Methods: We conducted a retrospective cross-sectional study of a stratified random sampling of 35,849 patient visits to 364 nonfederal US hospital EDs in 2006, weighted to represent 119,191,528 visits to 4,654 EDs. Measures included EDs' median wait times and visit lengths, EDs' median proportion of patients treated by a physician within the time recommended at triage, and EDs' median proportion of patients dispositioned within 4 or 6 hours.

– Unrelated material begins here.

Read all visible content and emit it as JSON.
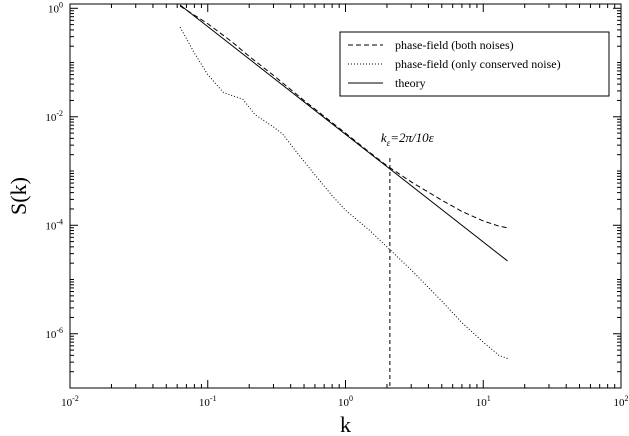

Results: In the median ED, 78% (interquartile range [IQR], 63% to 90%) of all patients and 67% (IQR, 52% to 82%) of patients who were triaged to be treated within 1 hour were treated by a physician within the target triage time. A total of 31% of EDs achieved the triage target for more than 90% of their patients; 14% of EDs achieved the triage target for 90% or more of patients triaged to be treated within an hour. In the median ED, 76% (IQR 54% to 94%) of patients were admitted within 6 hours. A total of 48% of EDs admitted more than 90% of their patients within 6 hours, but only 25% of EDs admitted more than 90% of their patients within 4 hours.
Conclusion: A minority of hospitals consistently achieved recommended wait times for all ED patients, and fewer than half of hospitals consistently admitted their ED patients within 6 hours.